Soyuz spacecraft take about three years to build. Griffin said NASA consequently needs to obtain an exemption within the next couple of months to avoid a situation in which the $100 billion station is circling Earth with only Russians aboard it in 2012.
"So either we get a contract (for Soyuz services) in place by early 2009 or the circumstance I just spoke of will come to pass," Griffin said.
Griffin said the recent Russian invasion of Georgia is making it more difficult to push through legilation for any exemption.
"Given the Russian invasion of Georgia and the comments that have been made by a number of senators and congressmen on the manner, I can't honestly say that I'm optimistic," he said. "But I will say that we're working it as hard as we can and doing our best to point out the consequences of not obtaining that exemption."
The situation prompted Griffin late last week to ask shuttle program managers to look into what it would take to keep the shuttle fleet flying beyond its current 2010 retirement date.
"Honestly, it was not more than a few minutes after I first heard the news about the Russian invasion of Georgia that I came to the conclusion that the ability to get a waiver could easily be in question," he said.
"It seemed fairly obvious to me that it could be difficult to get a waiver.

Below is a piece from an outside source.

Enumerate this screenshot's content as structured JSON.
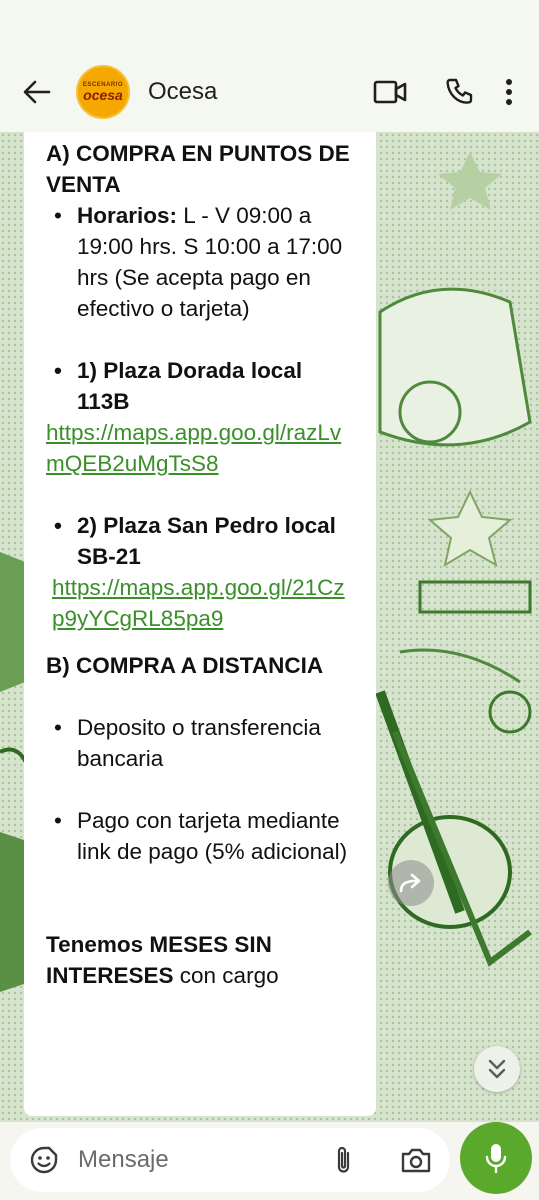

And it seemed fairly obvious to me that a new administration and a new Congress might not want to put us in a position where the United States was unable to fly our astronauts to the station after having spent $100 billion building it," he said.
"And it might be that a new administration and a new Congress might not want to abrogate our agreements with our international partners. Well if they don't want to renew (the exemption) and if they don't want to abbrogate our agreements and if they don't want to have no U.S. crew on the station, then the only answer is they would have to continue flying the shuttle, and NASA might be directed to do that," he said.
"And I want to know what it would take to do that if we were told to do it."
The ball park figure: In excess of $3 billion per year, Griffin said.